The chronic pain evidence
The strongest evidence is for chronic pain. Vickers et al. published a landmark individual patient data meta-analysis in 2012, pooling raw data from 29 high-quality randomized controlled trials encompassing nearly 18,000 patients. Their findings: acupuncture was superior to both sham acupuncture and no-acupuncture controls for chronic back pain, chronic headache, osteoarthritis, and shoulder pain [1].
This is significant because individual patient data meta-analyses are the gold standard of evidence synthesis — they're more rigorous than standard meta-analyses because researchers work with the original data rather than published summaries. The effect sizes were modest but statistically robust, and Vickers specifically demonstrated that the effects could not be explained entirely by placebo [1].
WHO recognition and beyond pain
The World Health Organization reviewed the controlled trial literature and recognized acupuncture as effective or potentially effective for over 100 conditions [4]. The strongest evidence clusters around:
- Chronic pain — back pain, neck pain, osteoarthritis, headache/migraine
- Nausea — chemotherapy-induced and postoperative nausea
- Dental pain — well-supported for post-procedural pain management
Evidence is emerging but not yet conclusive for conditions like anxiety, depression, insomnia, irritable bowel syndrome, and infertility support during IVF.
Finding a practitioner
Look for a Licensed Acupuncturist (LAc) — this requires a master's degree from an accredited acupuncture program, passage of national board exams, and state licensure. Some MDs and DOs also practice acupuncture with additional training, though their training is typically less extensive than an LAc's.
Insurance coverage is expanding. Many plans now cover acupuncture for chronic low back pain following a 2020 CMS decision to cover it for Medicare recipients. Check with your insurer, but don't assume it isn't covered.
A typical session lasts 45 to 60 minutes. Needles are hair-thin — most people feel a mild dull ache or tingling, not sharp pain. A course of 6 to 12 sessions is standard for chronic conditions. If you don't notice any improvement after 6 sessions, acupuncture may not be the right tool for your particular situation.
Evidence assessment
Acupuncture research has a unique challenge: blinding. You can use sham acupuncture (needles at non-traditional points, or retractable placebo needles), but perfect blinding is difficult.
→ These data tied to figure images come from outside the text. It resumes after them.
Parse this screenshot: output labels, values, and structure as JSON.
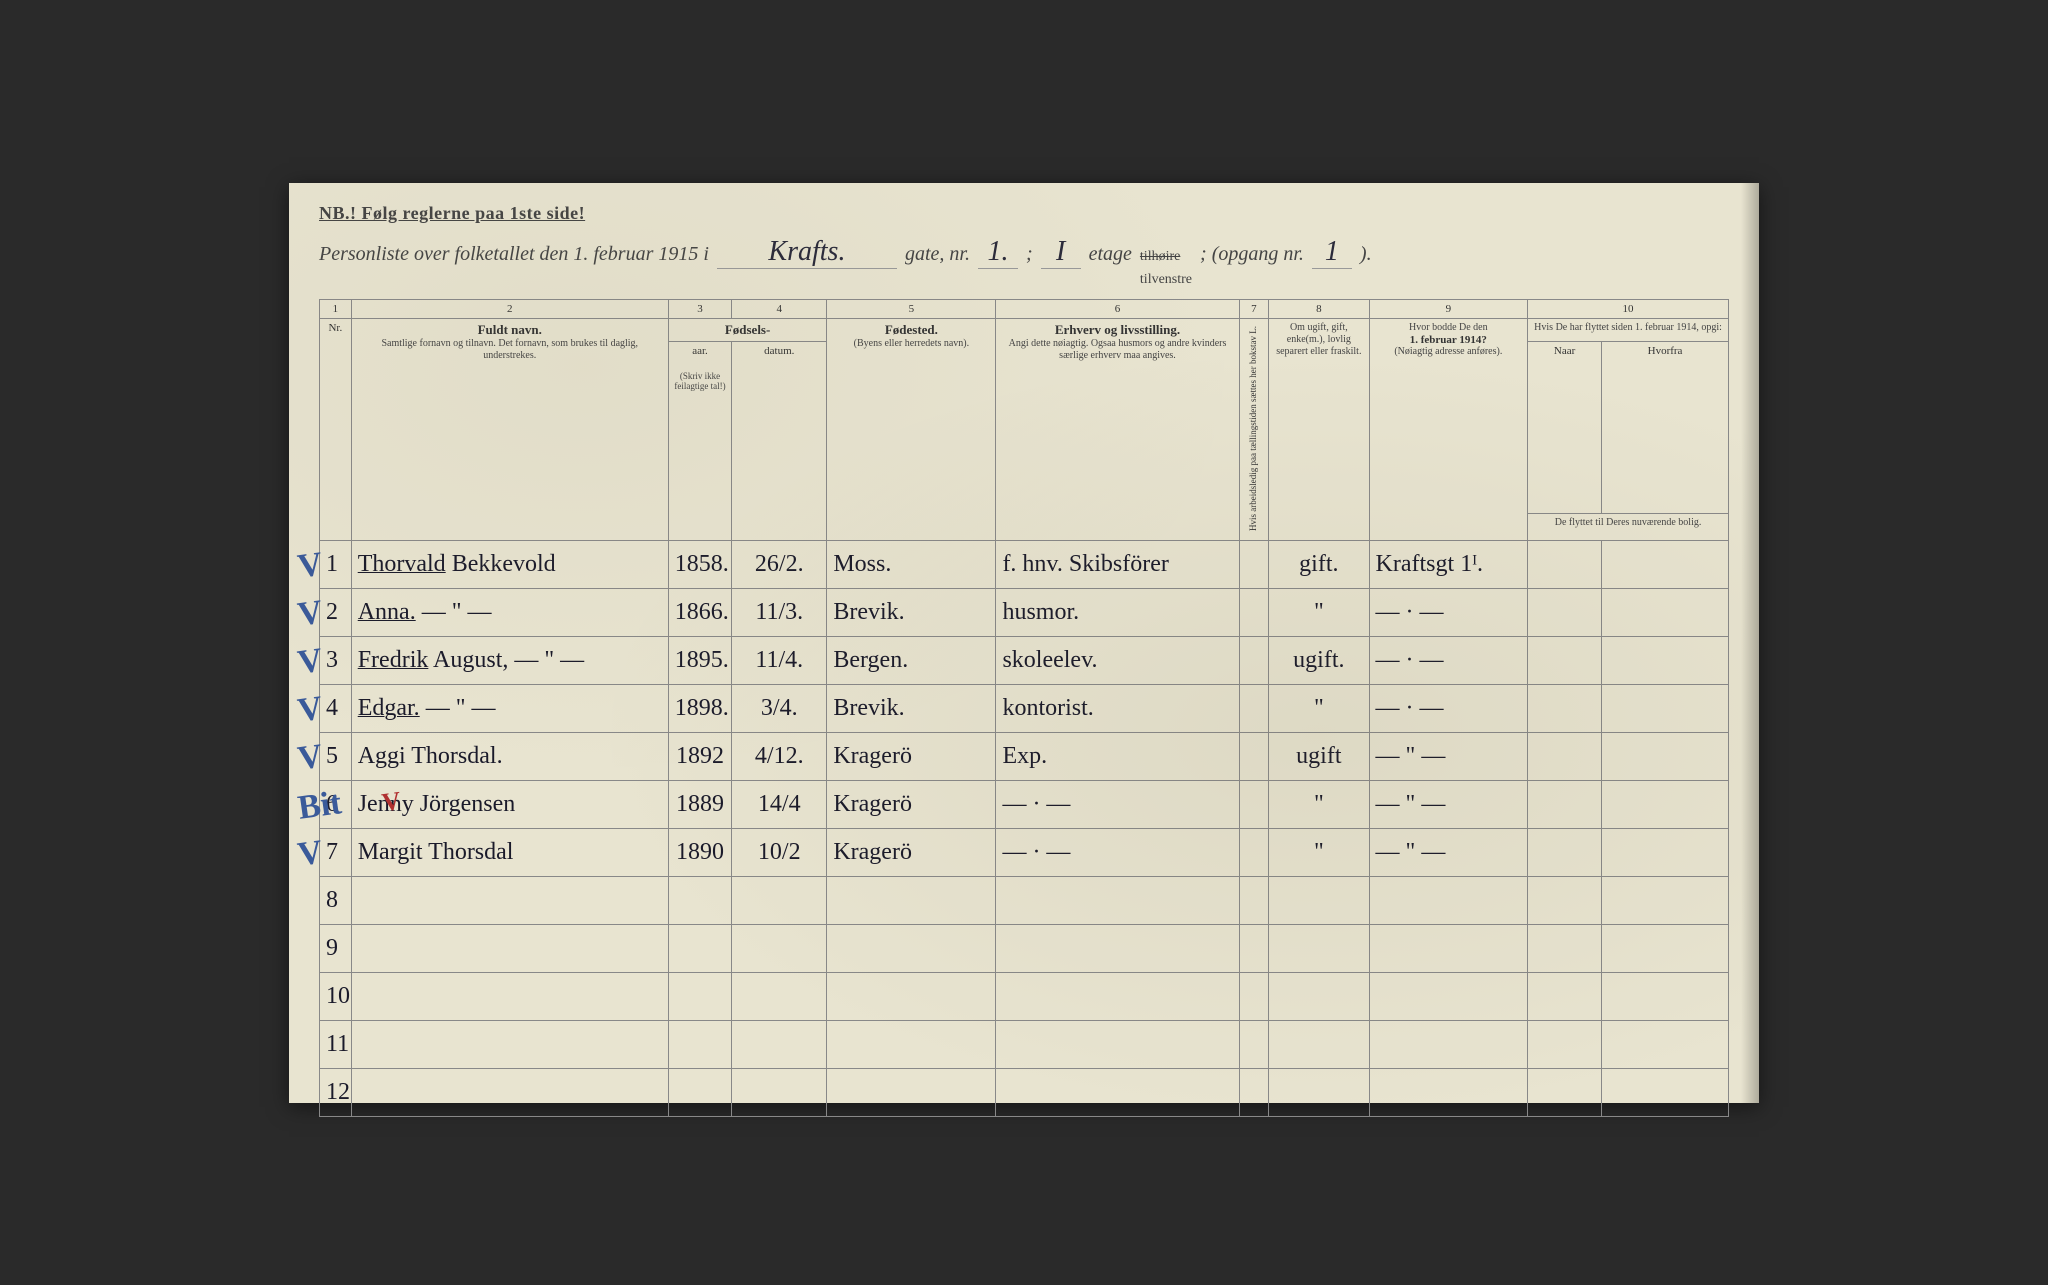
{
  "header": {
    "nb": "NB.!  Følg reglerne paa 1ste side!",
    "title_prefix": "Personliste over folketallet den 1. februar 1915 i",
    "street": "Krafts.",
    "gate_label": "gate, nr.",
    "gate_nr": "1.",
    "semicolon1": ";",
    "etage_nr": "I",
    "etage_label": "etage",
    "struck": "tilhøire",
    "tilvenstre": "tilvenstre",
    "opgang_label": "; (opgang nr.",
    "opgang_nr": "1",
    "close": ")."
  },
  "columns": {
    "nums": [
      "1",
      "2",
      "3",
      "4",
      "5",
      "6",
      "7",
      "8",
      "9",
      "10"
    ],
    "nr": "Nr.",
    "name_strong": "Fuldt navn.",
    "name_sub": "Samtlige fornavn og tilnavn.  Det fornavn, som brukes til daglig, understrekes.",
    "fodsels": "Fødsels-",
    "aar": "aar.",
    "datum": "datum.",
    "fodsels_note": "(Skriv ikke feilagtige tal!)",
    "fodested": "Fødested.",
    "fodested_sub": "(Byens eller herredets navn).",
    "erhverv": "Erhverv og livsstilling.",
    "erhverv_sub": "Angi dette nøiagtig. Ogsaa husmors og andre kvinders særlige erhverv maa angives.",
    "col7": "Hvis arbeidsledig paa tællingstiden sættes her bokstav L.",
    "marital": "Om ugift, gift, enke(m.), lovlig separert eller fraskilt.",
    "addr1914": "Hvor bodde De den",
    "addr1914b": "1. februar 1914?",
    "addr1914c": "(Nøiagtig adresse anføres).",
    "moved": "Hvis De har flyttet siden 1. februar 1914, opgi:",
    "naar": "Naar",
    "hvorfra": "Hvorfra",
    "moved_sub": "De flyttet til Deres nuværende bolig."
  },
  "rows": [
    {
      "n": "1",
      "check": "V",
      "name_u": "Thorvald",
      "name_rest": " Bekkevold",
      "yr": "1858.",
      "date": "26/2.",
      "place": "Moss.",
      "occ": "f. hnv. Skibsförer",
      "mar": "gift.",
      "addr": "Kraftsgt 1ᴵ.",
      "ink": "black"
    },
    {
      "n": "2",
      "check": "V",
      "name_u": "Anna.",
      "name_rest": "   — \" —",
      "yr": "1866.",
      "date": "11/3.",
      "place": "Brevik.",
      "occ": "husmor.",
      "mar": "\"",
      "addr": "— · —",
      "ink": "black"
    },
    {
      "n": "3",
      "check": "V",
      "name_u": "Fredrik",
      "name_rest": " August,  — \" —",
      "yr": "1895.",
      "date": "11/4.",
      "place": "Bergen.",
      "occ": "skoleelev.",
      "mar": "ugift.",
      "addr": "— · —",
      "ink": "black"
    },
    {
      "n": "4",
      "check": "V",
      "name_u": "Edgar.",
      "name_rest": "     — \" —",
      "yr": "1898.",
      "date": "3/4.",
      "place": "Brevik.",
      "occ": "kontorist.",
      "mar": "\"",
      "addr": "— · —",
      "ink": "black"
    },
    {
      "n": "5",
      "check": "V",
      "name_u": "",
      "name_rest": "Aggi Thorsdal.",
      "yr": "1892",
      "date": "4/12.",
      "place": "Kragerö",
      "occ": "Exp.",
      "mar": "ugift",
      "addr": "— \" —",
      "ink": "green"
    },
    {
      "n": "6",
      "check": "Bit",
      "check2": "V",
      "name_u": "",
      "name_rest": "Jenny Jörgensen",
      "yr": "1889",
      "date": "14/4",
      "place": "Kragerö",
      "occ": "— · —",
      "mar": "\"",
      "addr": "— \" —",
      "ink": "green"
    },
    {
      "n": "7",
      "check": "V",
      "name_u": "",
      "name_rest": "Margit Thorsdal",
      "yr": "1890",
      "date": "10/2",
      "place": "Kragerö",
      "occ": "— · —",
      "mar": "\"",
      "addr": "— \" —",
      "ink": "green"
    },
    {
      "n": "8"
    },
    {
      "n": "9"
    },
    {
      "n": "10"
    },
    {
      "n": "11"
    },
    {
      "n": "12"
    }
  ],
  "colors": {
    "paper": "#e8e4d0",
    "ink_black": "#1a1a2a",
    "ink_blue_check": "#3a5a9a",
    "ink_green": "#2a6a5a",
    "ink_red": "#b03030",
    "rule": "#888"
  }
}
This is why Vickers' individual patient data meta-analysis [1] is so important — it directly addressed the sham acupuncture question and still found meaningful effects beyond placebo.
The neurochemical mechanisms are well-established. Endorphin and enkephalin release has been confirmed repeatedly since Han's foundational work [3], and the adenosine pathway identified in Nature Neuroscience [2] provides a clean molecular explanation for local analgesic effects.
The WHO review [4] is comprehensive but should be read with some caution — it was published in 2003 and includes conditions where the evidence was preliminary at the time and hasn't been substantially strengthened since.
For chronic pain specifically — back pain, headache, osteoarthritis — the evidence is strong enough that major medical guidelines now include acupuncture as a recommended treatment option. The American College of Physicians recommends it for chronic low back pain. This is mainstream medicine, not fringe.
For other conditions (anxiety, IBS, insomnia), consider it worth trying if conventional approaches haven't worked, but go in with calibrated expectations. The neurochemical effects are real; they just don't help every condition equally.